Venezuela—a belligerent pro-Communist dictatorship under Hugo Chavez—still flies F-16s it purchased in 1982.
It is hard to imagine a similar fate befalling Japan, Israel, or Australia, but a government does not have to fall for technology to spread. Business deals based on offsets and co-production can send high technology directly to customers. Many US allies have been accused of surreptitiously re-exporting military technology.
By itself, the existence of advanced technology is not a definitive reason to block export of a particular weapon. One of the highest profile fighter sales in recent years was the sale to the United Arab Emirates of Block 60 F-16s, fighters far more advanced than any F-16 currently flown by the US Air Force.
Japan clearly can afford F-22s, and has long flown F-15s. Japan, however, prefers co-production arrangements that, almost by definition, bring about a transfer of technology and, if Tokyo succeeds in acquiring the F-22, Washington might find it politically difficult to deny the Raptor to South Korea and perhaps Taiwan.
Australia is planning to purchase both the F/A-18 Super Hornet and the F-35, but top government officials also express interest in the F-22. “I intend to pursue American politicians for access to the Raptor,” Defense Minister Joel Fitzgibbon recently said. “I want it to be part of the mix.”
Israel already flies US-built F-15 and F-16 fighters, and clearly needs to maintain advanced air capabilities. Israel’s track record on tech transfers, however, has been less than sterling. Moreover, the US might have to “balance” Raptor sales to Jerusalem with comparable sales to Saudi Arabia or the UAE.
Simply put, any F-22 sale at all may throw open the door for many more. Still, policy-makers should focus on two facts:
First, the Iran and Venezuela mistakes happened some three decades ago and haven’t been repeated.
Second, the actual sale is not the true end of the story.
One analyst, USAF Col.
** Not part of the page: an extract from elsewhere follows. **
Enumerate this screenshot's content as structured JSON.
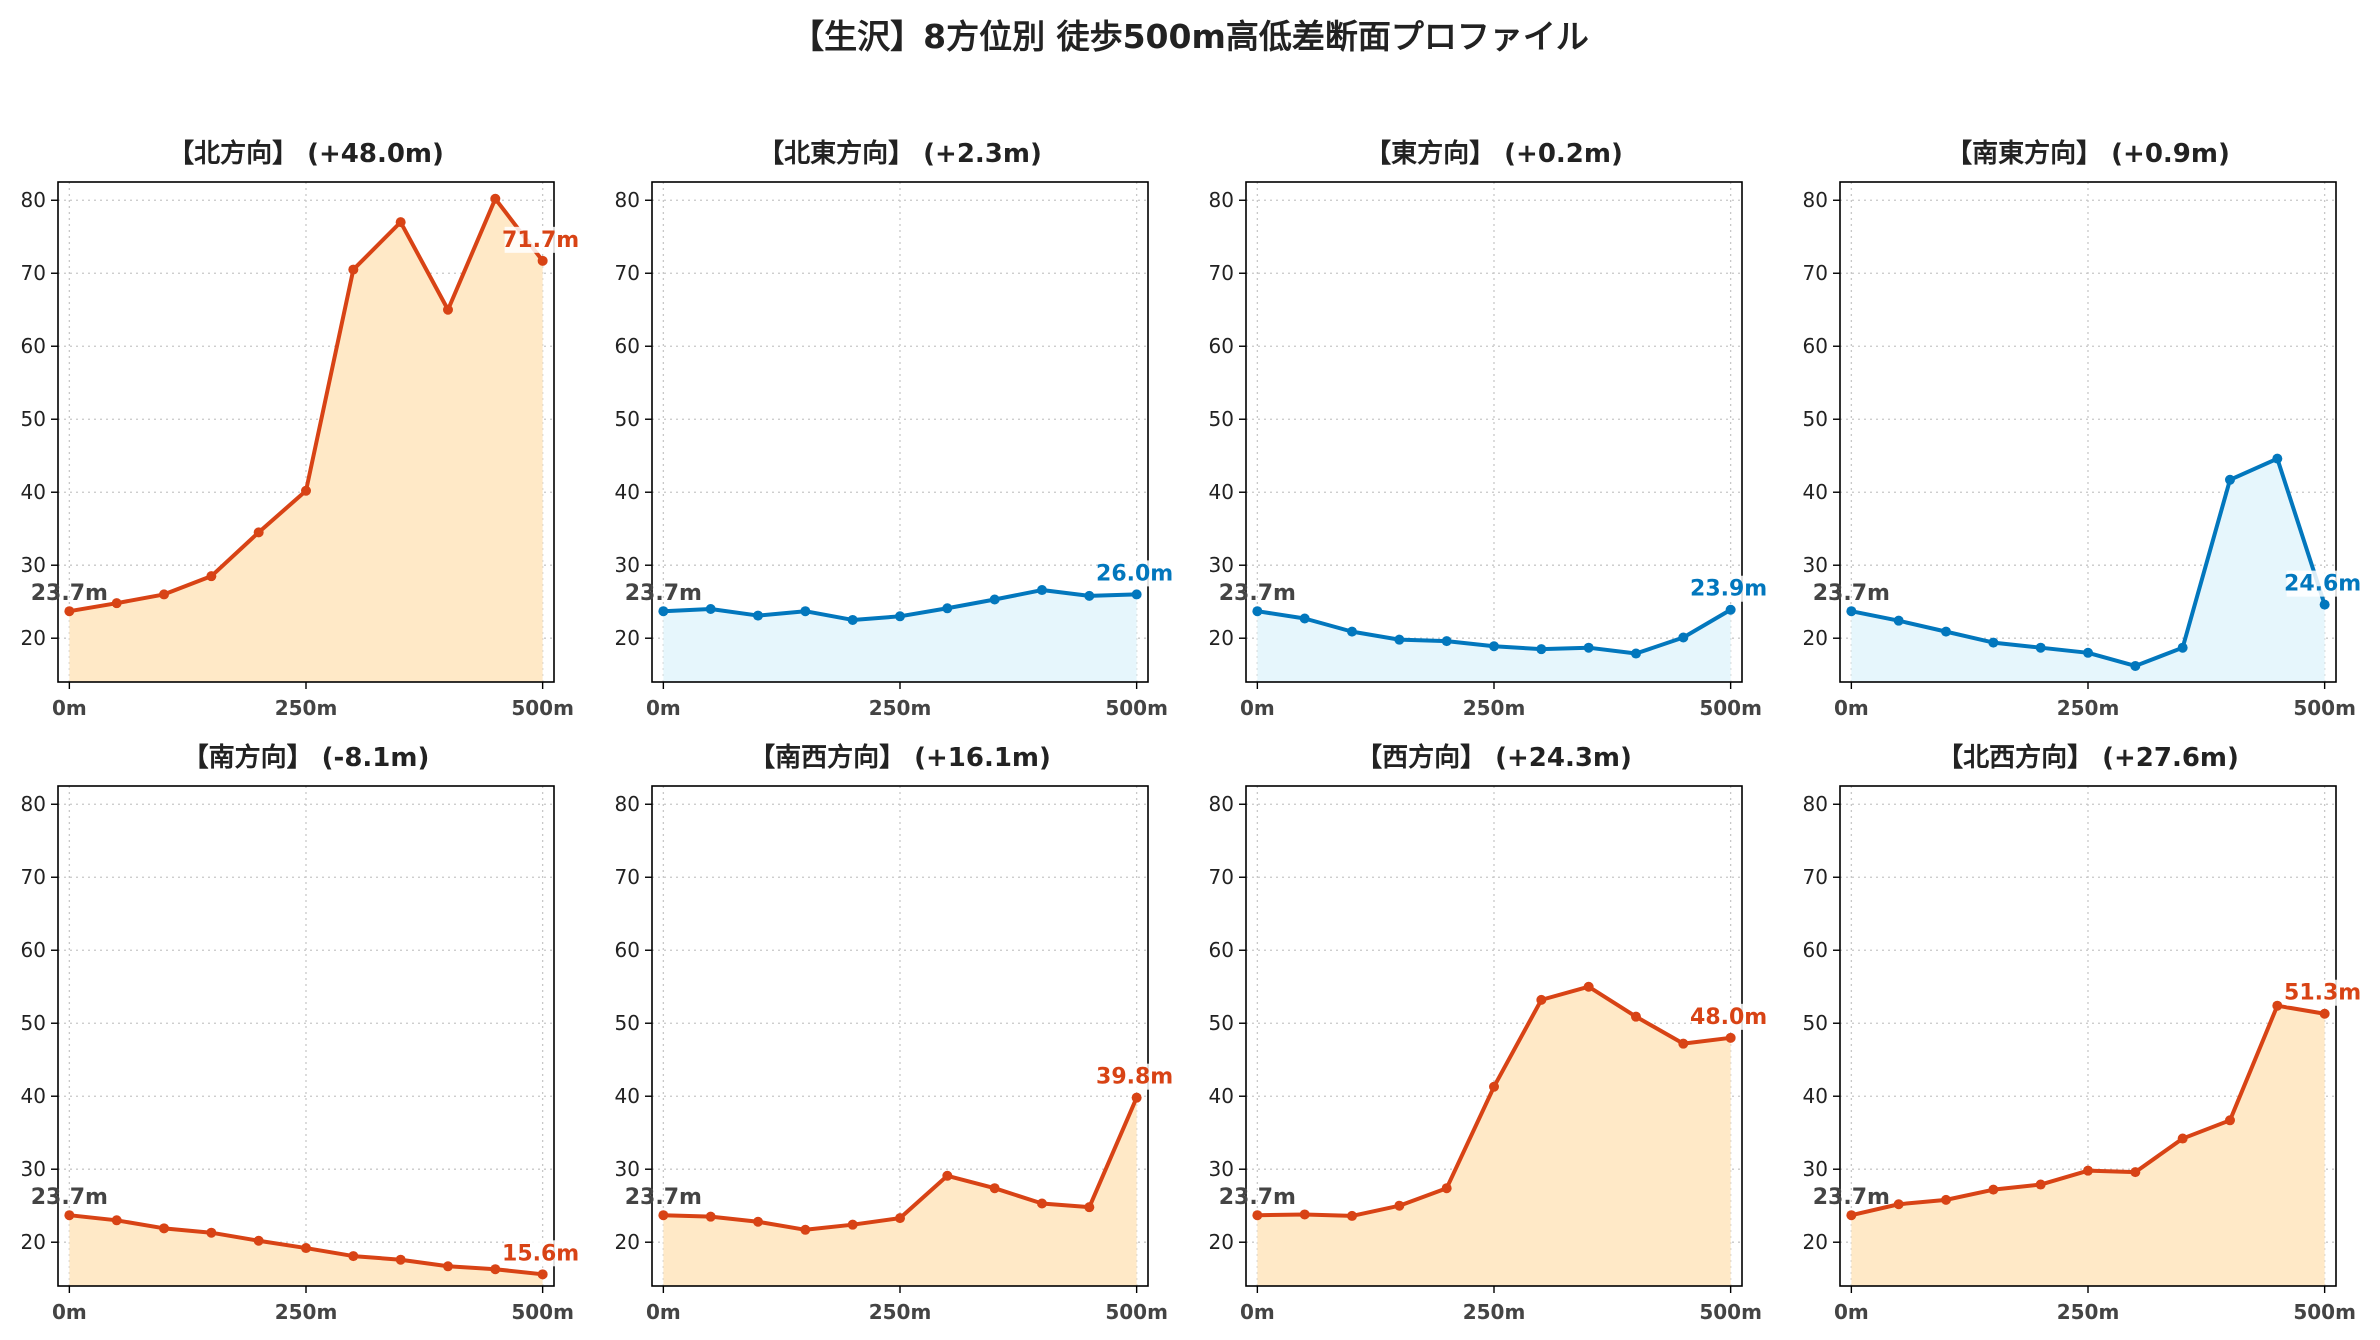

Matthew H. Molloy, in 2000 called attention to a “maintenance hedge,” a degree of residual control that exists even after fighters are exported. This hedge, he said, “was so effective against Iran that their most capable air defense interceptor [the F-14] became a white elephant after US support was terminated.” He went on, “When Venezuela bought [F-16s] without a viable maintenance or training program, the aircraft were reduced to symbolic functions only.”
Sales of “off-the-shelf” F-22s are highly unlikely: Raptors would be modified prior to export to protect American secrets. Because of the strictures of the Obey amendment, though, the Air Force can’t study what modifications are needed, how much they cost, or how long they would take.
“We’re in a position where we take no action until authorized because there’s a specific prohibition,” said Lt. Gen. Mark D. Shackelford, the Air Force’s top uniformed acquisition officer. USAF therefore takes no position on whether the F-22 should be exported.
Inability to perform preparatory studies is significant because “the F-22 was not built with foreign military sales in mind,” Shackelford said. If legislative approval is granted, the Air Force would work with Lockheed Martin to determine the changes needed to make the F-22 exportable. Such design studies and modifications could cost a billion dollars.
F-22 exports should be decided on their merits—whether they would improve overall US national security. Time is running out to make that determination, however. Unless the new Administration decides to continue production, the last Raptor will be delivered at the end of 2011.